Denmark Europe
      


CULTURE

Denmark is famous for beautifully designed ceramics, silverware, porcelain, and home furnishings. Copenhagen has a permanent exhibition of arts and crafts where artisans from all over the country may display and sell their work. All major cities and most provincial towns have public libraries, with about 50 million volumes on the shelves. The Royal Library, in Copenhagen, founded in 1673, serves as the national library of Denmark. It contains collections of music, manuscripts, maps, and pictures. Among the collections are 5,000 incunabula, books printed in the second half of the 15th century.

Danes traditionally faced life from the security of the nuclear family, as has been true throughout Europe. During the late 20th century, substantial changes have taken place. For example, marriage is no longer entered into by young adults as an almost inevitable social institution. Historically, the Danes easily tolerated sexual relations between individuals who were engaged to be married. In earlier centuries it was not uncommon for marriage to take place after a baby was born, although it was considered immoral and unacceptable not to marry eventually. Now, the inevitability of marriage has fallen away. Cohabitation without the formalities of engagement and wedding is common. Nearly one-fifth of all unions in Denmark are by cohabitation rather than formal marriage. Consistent with the decline of contracted marriages, the incidence of divorce has risen. One marriage in four may be expected to end in dissolution.

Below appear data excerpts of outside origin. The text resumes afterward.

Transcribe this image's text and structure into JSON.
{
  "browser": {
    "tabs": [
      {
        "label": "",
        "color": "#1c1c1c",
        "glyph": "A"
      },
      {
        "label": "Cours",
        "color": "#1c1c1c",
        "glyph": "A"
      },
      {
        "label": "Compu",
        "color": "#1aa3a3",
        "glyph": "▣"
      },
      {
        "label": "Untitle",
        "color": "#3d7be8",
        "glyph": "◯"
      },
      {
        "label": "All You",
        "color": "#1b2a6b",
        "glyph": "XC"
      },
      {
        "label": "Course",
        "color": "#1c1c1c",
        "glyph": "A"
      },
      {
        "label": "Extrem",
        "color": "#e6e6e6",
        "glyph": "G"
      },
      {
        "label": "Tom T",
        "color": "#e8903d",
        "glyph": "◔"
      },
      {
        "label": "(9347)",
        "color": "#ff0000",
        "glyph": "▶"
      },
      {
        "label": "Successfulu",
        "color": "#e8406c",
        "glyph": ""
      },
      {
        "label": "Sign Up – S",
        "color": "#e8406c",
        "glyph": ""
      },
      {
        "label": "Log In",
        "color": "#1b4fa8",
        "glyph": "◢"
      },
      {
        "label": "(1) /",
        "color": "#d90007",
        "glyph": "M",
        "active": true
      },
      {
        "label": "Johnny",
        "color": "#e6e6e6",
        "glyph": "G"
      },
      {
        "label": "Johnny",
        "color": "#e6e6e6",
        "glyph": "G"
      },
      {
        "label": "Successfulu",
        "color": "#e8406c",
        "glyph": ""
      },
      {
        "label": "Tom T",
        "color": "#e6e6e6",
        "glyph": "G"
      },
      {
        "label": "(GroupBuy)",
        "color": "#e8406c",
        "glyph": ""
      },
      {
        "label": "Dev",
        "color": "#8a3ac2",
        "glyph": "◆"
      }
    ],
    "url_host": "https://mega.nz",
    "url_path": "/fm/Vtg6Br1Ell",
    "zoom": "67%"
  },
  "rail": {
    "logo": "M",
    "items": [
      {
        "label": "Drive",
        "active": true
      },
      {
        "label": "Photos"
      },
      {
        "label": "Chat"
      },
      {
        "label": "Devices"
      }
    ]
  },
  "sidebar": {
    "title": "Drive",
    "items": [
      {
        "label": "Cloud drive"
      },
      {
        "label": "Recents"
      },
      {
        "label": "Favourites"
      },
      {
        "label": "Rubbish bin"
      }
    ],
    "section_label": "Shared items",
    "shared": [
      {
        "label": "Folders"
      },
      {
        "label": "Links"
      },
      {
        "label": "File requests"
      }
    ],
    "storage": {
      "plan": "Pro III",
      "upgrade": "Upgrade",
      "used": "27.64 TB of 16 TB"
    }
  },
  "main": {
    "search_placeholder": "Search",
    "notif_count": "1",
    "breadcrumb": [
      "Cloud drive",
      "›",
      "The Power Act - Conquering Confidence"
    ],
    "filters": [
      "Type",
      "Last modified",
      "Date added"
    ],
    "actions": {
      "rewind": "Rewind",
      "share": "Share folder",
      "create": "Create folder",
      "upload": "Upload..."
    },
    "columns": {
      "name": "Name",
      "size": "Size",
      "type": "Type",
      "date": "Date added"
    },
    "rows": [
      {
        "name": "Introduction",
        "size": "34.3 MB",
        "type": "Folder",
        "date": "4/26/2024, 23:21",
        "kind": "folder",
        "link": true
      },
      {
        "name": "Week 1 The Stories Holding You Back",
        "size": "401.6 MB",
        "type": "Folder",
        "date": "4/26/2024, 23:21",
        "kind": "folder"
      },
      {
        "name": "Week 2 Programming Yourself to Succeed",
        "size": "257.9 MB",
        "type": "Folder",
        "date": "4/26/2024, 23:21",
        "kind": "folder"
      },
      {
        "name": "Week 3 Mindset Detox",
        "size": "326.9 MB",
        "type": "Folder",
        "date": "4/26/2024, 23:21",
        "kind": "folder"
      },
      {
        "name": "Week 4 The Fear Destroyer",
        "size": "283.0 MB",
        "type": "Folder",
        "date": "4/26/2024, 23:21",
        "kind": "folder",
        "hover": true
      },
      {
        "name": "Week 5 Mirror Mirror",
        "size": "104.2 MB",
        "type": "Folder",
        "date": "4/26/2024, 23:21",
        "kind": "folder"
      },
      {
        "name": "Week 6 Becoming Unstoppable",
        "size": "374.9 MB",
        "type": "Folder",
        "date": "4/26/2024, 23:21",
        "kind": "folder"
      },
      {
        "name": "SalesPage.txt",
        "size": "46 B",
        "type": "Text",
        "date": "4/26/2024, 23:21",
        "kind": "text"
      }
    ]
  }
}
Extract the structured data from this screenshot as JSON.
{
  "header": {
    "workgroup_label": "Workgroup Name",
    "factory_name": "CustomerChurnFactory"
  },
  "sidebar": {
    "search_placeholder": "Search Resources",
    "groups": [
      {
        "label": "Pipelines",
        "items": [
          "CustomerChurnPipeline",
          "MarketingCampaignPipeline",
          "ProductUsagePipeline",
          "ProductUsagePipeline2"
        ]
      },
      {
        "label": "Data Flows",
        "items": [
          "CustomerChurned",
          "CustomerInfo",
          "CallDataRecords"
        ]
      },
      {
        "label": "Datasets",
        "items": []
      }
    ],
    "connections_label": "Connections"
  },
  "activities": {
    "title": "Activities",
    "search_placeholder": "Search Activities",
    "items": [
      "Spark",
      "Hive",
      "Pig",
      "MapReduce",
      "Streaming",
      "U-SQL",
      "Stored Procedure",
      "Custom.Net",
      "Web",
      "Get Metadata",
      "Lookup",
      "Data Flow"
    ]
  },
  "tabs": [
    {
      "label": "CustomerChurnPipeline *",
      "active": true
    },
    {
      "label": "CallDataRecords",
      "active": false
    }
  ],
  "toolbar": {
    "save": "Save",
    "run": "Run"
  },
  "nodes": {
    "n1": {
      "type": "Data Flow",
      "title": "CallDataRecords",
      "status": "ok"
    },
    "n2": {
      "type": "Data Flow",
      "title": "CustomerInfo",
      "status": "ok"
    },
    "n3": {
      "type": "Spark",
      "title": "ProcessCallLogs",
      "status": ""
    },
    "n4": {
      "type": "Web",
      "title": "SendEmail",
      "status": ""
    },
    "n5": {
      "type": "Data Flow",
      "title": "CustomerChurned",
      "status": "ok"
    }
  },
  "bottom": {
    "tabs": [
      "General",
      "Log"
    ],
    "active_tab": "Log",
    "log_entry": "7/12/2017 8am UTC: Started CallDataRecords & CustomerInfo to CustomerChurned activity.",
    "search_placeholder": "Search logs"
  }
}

Forty percent of live births now take place out of wedlock, as compared with only 10 percent a generation ago. These children are not necessarily raised by single parents, however. Children are born to approximately 40 percent of consensual unions, and two children or more are found in 15 percent of such relationships. The changes in marriage and divorce statistics and the growing incidence of consensual unions are primarily due to the changed role of women in society. Women have experienced greater independence as well as increased responsibility for economic survival and child care. They are educated on a more equal basis with men, and they participate more equally in the job market, although not yet with equal pay. The availability of contraceptive methods and free abortions has also increased women's options. In the mid-1960s slightly fewer than 50 percent of married women between the ages of 20 and 50 engaged in paid employment. Twenty years later more than 80 percent of married women were working. The ability to earn their own incomes has made marriage less necessary for women to provide security for themselves and their children. It has also made divorce less punitive in socioeconomic terms.